To ice the mechanism for this social shift, and bring even more colony (and possibly beekeeper) relevance to these studies, the researchers also watched individual bees as they danced to recruit others to the food sources. Since distances were short, foragers recruited using the round dance, not the waggle dance, so some information on recruitment preference was lost. However, the bees did show different recruiting skills and energies. Hi-LI bees had significantly more followers for their dances. Not surprisingly, this spurred hi-LI nestmates to forage more often overall and when those nestmates were low-LI to still express a preference for the familiar feeder. Low-LI bees danced often, but to smaller audiences. Future work will have to resolve this relative difference in popularity, but as one hint to the mechanism Hi-LI bees were able to shake out more turns per second than Low-LI bees, and this shaking seems to have swayed their nestmate judges. Overall, these experiments show how a behavioral trait that is fairly abstract (responses to sugar and cues in a lab setting) can be used both to change things at the colony level via breeding and to give insights into how the tendencies of individual bees are converted into colony level behaviors.
This study highlights how the remarkable brain of the honey bee can be shaped by breeding and how that shaping translates into health and behavior at the colony level.

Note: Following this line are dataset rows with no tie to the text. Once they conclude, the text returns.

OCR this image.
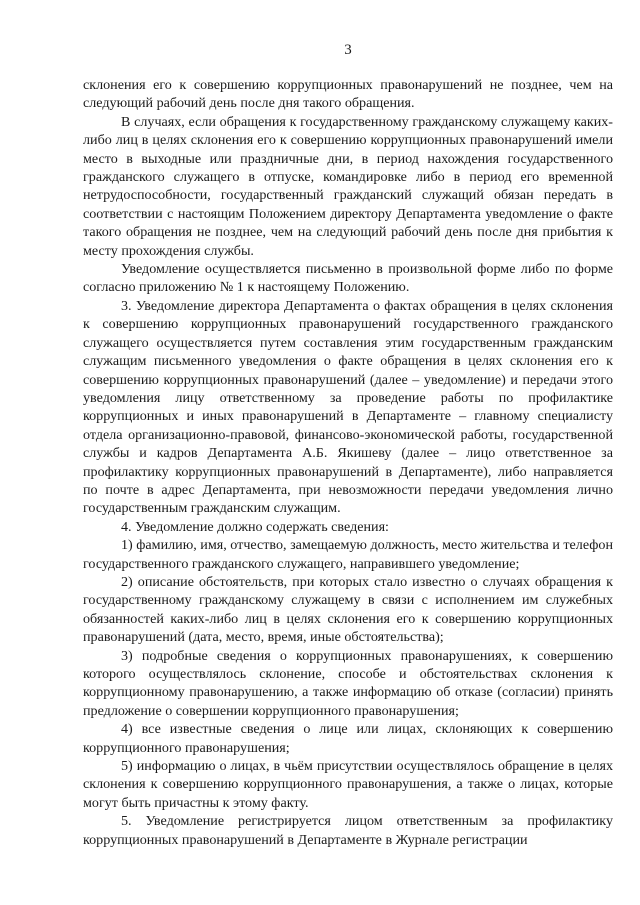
3

склонения его к совершению коррупционных правонарушений не позднее, чем на следующий рабочий день после дня такого обращения.

В случаях, если обращения к государственному гражданскому служащему каких-либо лиц в целях склонения его к совершению коррупционных правонарушений имели место в выходные или праздничные дни, в период нахождения государственного гражданского служащего в отпуске, командировке либо в период его временной нетрудоспособности, государственный гражданский служащий обязан передать в соответствии с настоящим Положением директору Департамента уведомление о факте такого обращения не позднее, чем на следующий рабочий день после дня прибытия к месту прохождения службы.

Уведомление осуществляется письменно в произвольной форме либо по форме согласно приложению № 1 к настоящему Положению.

3. Уведомление директора Департамента о фактах обращения в целях склонения к совершению коррупционных правонарушений государственного гражданского служащего осуществляется путем составления этим государственным гражданским служащим письменного уведомления о факте обращения в целях склонения его к совершению коррупционных правонарушений (далее – уведомление) и передачи этого уведомления лицу ответственному за проведение работы по профилактике коррупционных и иных правонарушений в Департаменте – главному специалисту отдела организационно-правовой, финансово-экономической работы, государственной службы и кадров Департамента А.Б. Якишеву (далее – лицо ответственное за профилактику коррупционных правонарушений в Департаменте), либо направляется по почте в адрес Департамента, при невозможности передачи уведомления лично государственным гражданским служащим.

4. Уведомление должно содержать сведения:

1) фамилию, имя, отчество, замещаемую должность, место жительства и телефон государственного гражданского служащего, направившего уведомление;

2) описание обстоятельств, при которых стало известно о случаях обращения к государственному гражданскому служащему в связи с исполнением им служебных обязанностей каких-либо лиц в целях склонения его к совершению коррупционных правонарушений (дата, место, время, иные обстоятельства);

3) подробные сведения о коррупционных правонарушениях, к совершению которого осуществлялось склонение, способе и обстоятельствах склонения к коррупционному правонарушению, а также информацию об отказе (согласии) принять предложение о совершении коррупционного правонарушения;

4) все известные сведения о лице или лицах, склоняющих к совершению коррупционного правонарушения;

5) информацию о лицах, в чьём присутствии осуществлялось обращение в целях склонения к совершению коррупционного правонарушения, а также о лицах, которые могут быть причастны к этому факту.

5. Уведомление регистрируется лицом ответственным за профилактику коррупционных правонарушений в Департаменте в Журнале регистрации
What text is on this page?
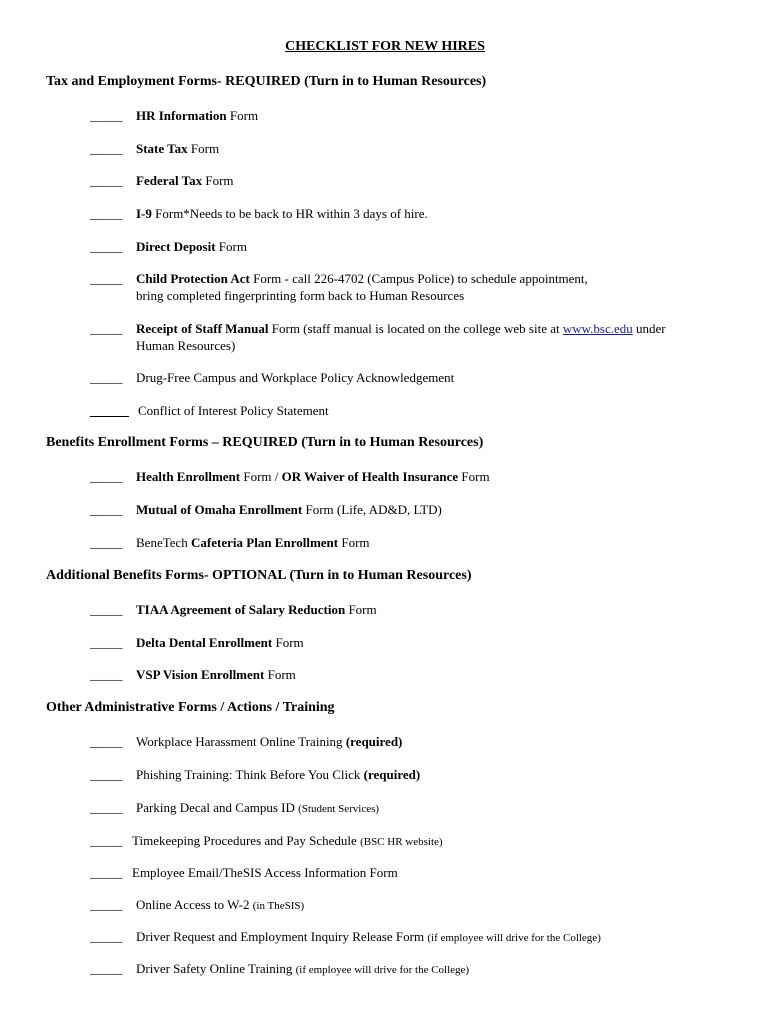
CHECKLIST FOR NEW HIRES
Tax and Employment Forms- REQUIRED (Turn in to Human Resources)
_____ HR Information Form
_____ State Tax Form
_____ Federal Tax Form
_____ I-9 Form*Needs to be back to HR within 3 days of hire.
_____ Direct Deposit Form
_____ Child Protection Act Form - call 226-4702 (Campus Police) to schedule appointment,
bring completed fingerprinting form back to Human Resources
_____ Receipt of Staff Manual Form (staff manual is located on the college web site at www.bsc.edu under
Human Resources)
_____ Drug-Free Campus and Workplace Policy Acknowledgement
______ Conflict of Interest Policy Statement
Benefits Enrollment Forms – REQUIRED (Turn in to Human Resources)
_____ Health Enrollment Form / OR Waiver of Health Insurance Form
_____ Mutual of Omaha Enrollment Form (Life, AD&D, LTD)
_____ BeneTech Cafeteria Plan Enrollment Form
Additional Benefits Forms- OPTIONAL (Turn in to Human Resources)
_____ TIAA Agreement of Salary Reduction Form
_____ Delta Dental Enrollment Form
_____ VSP Vision Enrollment Form
Other Administrative Forms / Actions / Training
_____ Workplace Harassment Online Training (required)
_____ Phishing Training: Think Before You Click (required)
_____ Parking Decal and Campus ID (Student Services)
_____ Timekeeping Procedures and Pay Schedule (BSC HR website)
_____ Employee Email/TheSIS Access Information Form
_____ Online Access to W-2 (in TheSIS)
_____ Driver Request and Employment Inquiry Release Form (if employee will drive for the College)
_____ Driver Safety Online Training (if employee will drive for the College)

If you want to expand your OWN brain with some discussions about how the colony itself can think like a superorganism you will like a long review by Takao Sasaki and Stephen Pratt “The Psychology of Superorganisms: Collective Decision Making by Insect Societies” in the Annual Review of Entomology (2018, vol. 63:259-75, https://doi.org/10.1146/annurev-ento-020117-043249). Here the authors make some pretty bold claims for how colony-level dynamics, reflecting feedback by colony members and stimuli from inside and out, are so predictable that they can be thought of in many ways like individual behaviors. Thinking of the colony as a superorganism is not new, and many will have read efforts on this topic by honey bee scientists such as Thomas Seeley and his students, but actually placing colony behaviors into the more rigorous (hopefully) context of psychology is definitely a page turner. Get out and find some novel feeders.